SPH is a continuum particle method that is often used for simulations. Typically, the most time consuming part of codes that aim to perform SPH simulations, is finding the pairs of SPH particles that are within a fixed-cutoff of each other (the pair-search step from herein), and calculating the contribution to particles’ motion, due to its corresponding pair (the force calculation sweep step from herein). These steps can be combined together when organising the code, but it’s useful to seperate them when needing to re-use the pair list.

The pattern that the force calculation sweep looks like, can be illustrated with code (in C++) to calculate the rate-of-change of density due to the continuity equation (drho/dt = div(v)):

for (int k = 0; k < num_pairs; ++k) {
    i = pair_i[k];
    j = pair_j[k];

    dvx = vx[i] - vx[j];
    dvy = vy[i] - vy[j];
    dvz = vz[i] - vz[j];

    vcc = mass*(dvx*dwdx[k] + dvy*dwdy[k] + dvz*dwdz[k]);

    drhodt[i] += vcc;
    drhodt[j] += vcc;
}

where v_ stores the velocity of each particle in x, y, and z directions; drho_dt stores the rate of change of density; and dwd_x stores the spatial gradient of the kernel function in the x, y, and z directions.

This pattern is not automatically vectorized by compilers, due to the non-sequential memory access pattern in the algorithm.
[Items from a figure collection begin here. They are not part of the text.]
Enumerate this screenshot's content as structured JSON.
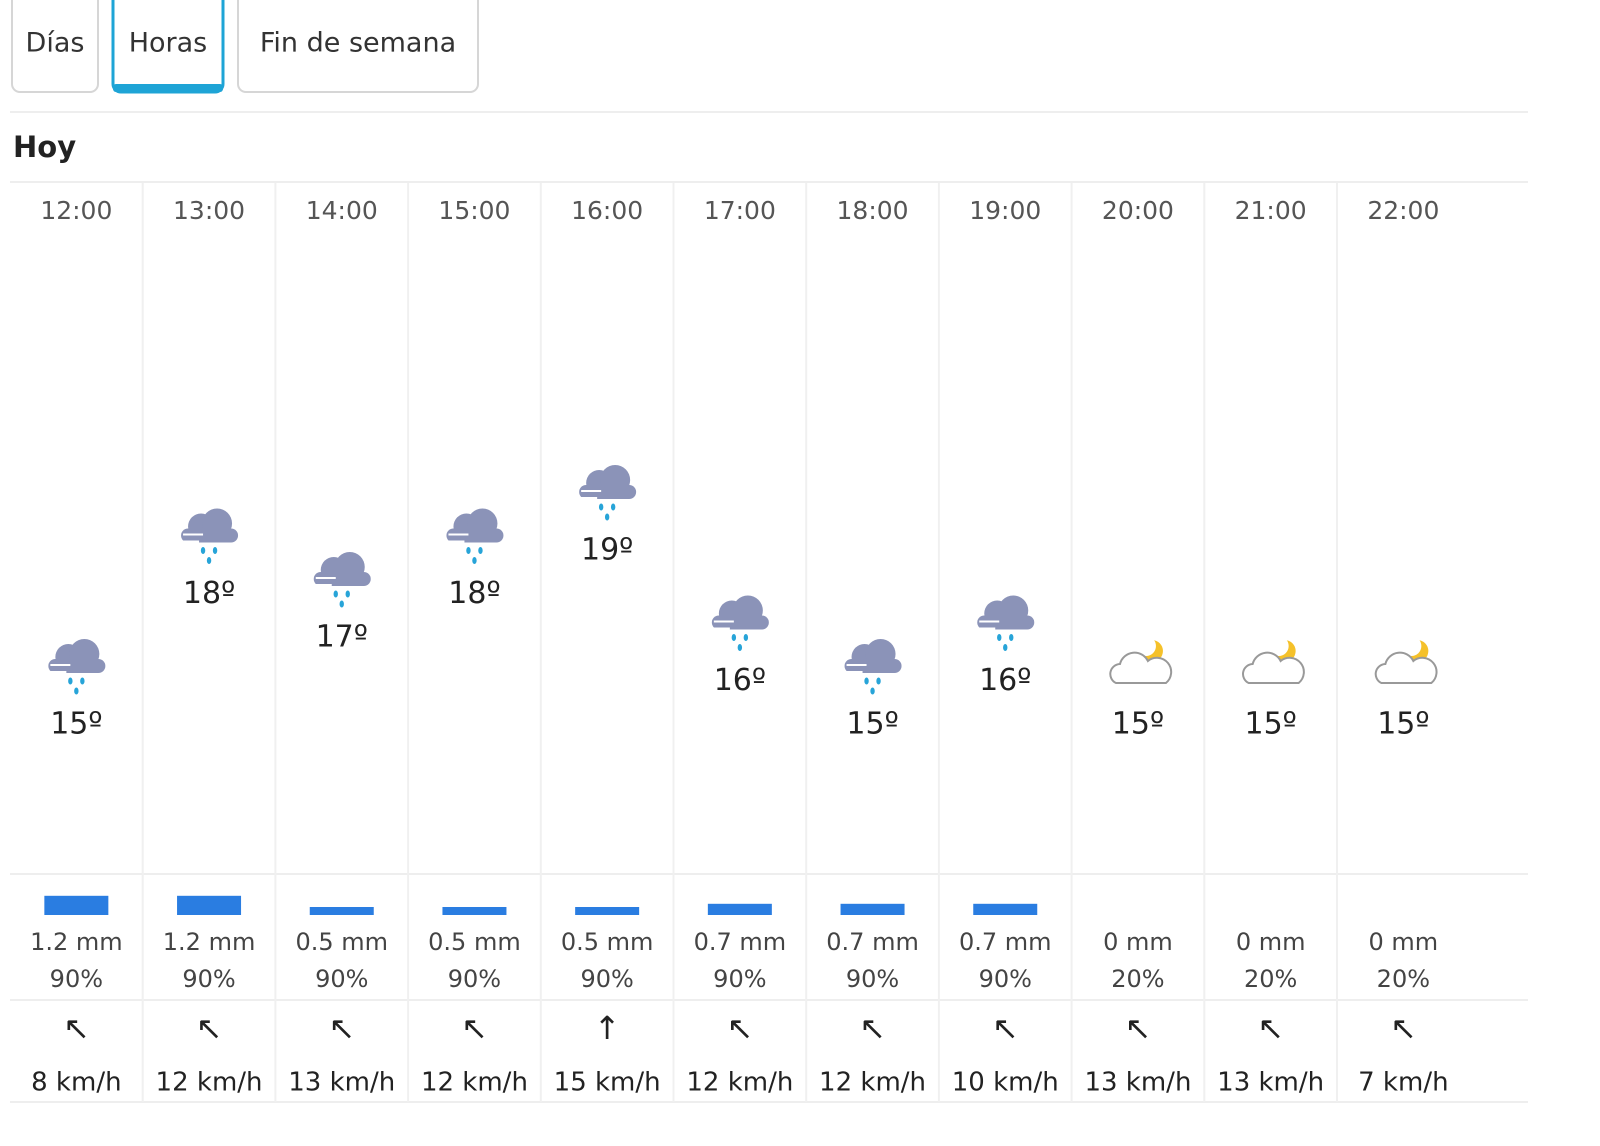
{
  "tabs": [
    {
      "label": "Días",
      "active": false
    },
    {
      "label": "Horas",
      "active": true
    },
    {
      "label": "Fin de semana",
      "active": false
    }
  ],
  "section": "Hoy",
  "hours": [
    {
      "time": "12:00",
      "icon": "rain",
      "temp": {
        "value": 15,
        "label": "15º"
      },
      "precip": {
        "value": 1.2,
        "label": "1.2 mm"
      },
      "probability": "90%",
      "wind_arrow": "↖",
      "wind": "8 km/h"
    },
    {
      "time": "13:00",
      "icon": "rain",
      "temp": {
        "value": 18,
        "label": "18º"
      },
      "precip": {
        "value": 1.2,
        "label": "1.2 mm"
      },
      "probability": "90%",
      "wind_arrow": "↖",
      "wind": "12 km/h"
    },
    {
      "time": "14:00",
      "icon": "rain",
      "temp": {
        "value": 17,
        "label": "17º"
      },
      "precip": {
        "value": 0.5,
        "label": "0.5 mm"
      },
      "probability": "90%",
      "wind_arrow": "↖",
      "wind": "13 km/h"
    },
    {
      "time": "15:00",
      "icon": "rain",
      "temp": {
        "value": 18,
        "label": "18º"
      },
      "precip": {
        "value": 0.5,
        "label": "0.5 mm"
      },
      "probability": "90%",
      "wind_arrow": "↖",
      "wind": "12 km/h"
    },
    {
      "time": "16:00",
      "icon": "rain",
      "temp": {
        "value": 19,
        "label": "19º"
      },
      "precip": {
        "value": 0.5,
        "label": "0.5 mm"
      },
      "probability": "90%",
      "wind_arrow": "↑",
      "wind": "15 km/h"
    },
    {
      "time": "17:00",
      "icon": "rain",
      "temp": {
        "value": 16,
        "label": "16º"
      },
      "precip": {
        "value": 0.7,
        "label": "0.7 mm"
      },
      "probability": "90%",
      "wind_arrow": "↖",
      "wind": "12 km/h"
    },
    {
      "time": "18:00",
      "icon": "rain",
      "temp": {
        "value": 15,
        "label": "15º"
      },
      "precip": {
        "value": 0.7,
        "label": "0.7 mm"
      },
      "probability": "90%",
      "wind_arrow": "↖",
      "wind": "12 km/h"
    },
    {
      "time": "19:00",
      "icon": "rain",
      "temp": {
        "value": 16,
        "label": "16º"
      },
      "precip": {
        "value": 0.7,
        "label": "0.7 mm"
      },
      "probability": "90%",
      "wind_arrow": "↖",
      "wind": "10 km/h"
    },
    {
      "time": "20:00",
      "icon": "night-cloudy",
      "temp": {
        "value": 15,
        "label": "15º"
      },
      "precip": {
        "value": 0,
        "label": "0 mm"
      },
      "probability": "20%",
      "wind_arrow": "↖",
      "wind": "13 km/h"
    },
    {
      "time": "21:00",
      "icon": "night-cloudy",
      "temp": {
        "value": 15,
        "label": "15º"
      },
      "precip": {
        "value": 0,
        "label": "0 mm"
      },
      "probability": "20%",
      "wind_arrow": "↖",
      "wind": "13 km/h"
    },
    {
      "time": "22:00",
      "icon": "night-cloudy",
      "temp": {
        "value": 15,
        "label": "15º"
      },
      "precip": {
        "value": 0,
        "label": "0 mm"
      },
      "probability": "20%",
      "wind_arrow": "↖",
      "wind": "7 km/h"
    }
  ]
}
Consequently, I wanted to invetigate manually vectorizing this loop, to see if I could reduce run times.

x86 CPUs have a long list of assembly instructions that can be accessed in C/C++ via Intel’s SIMD Intrinsics.

Platform #

Everything on this page is run on the following platform:

CPU: Xeon Gold 6342 CPU (Icelake)
OS: CentOS 7
Compiler: g++ v10.3.0

Code is benchmarked with the Google microbenchmark framework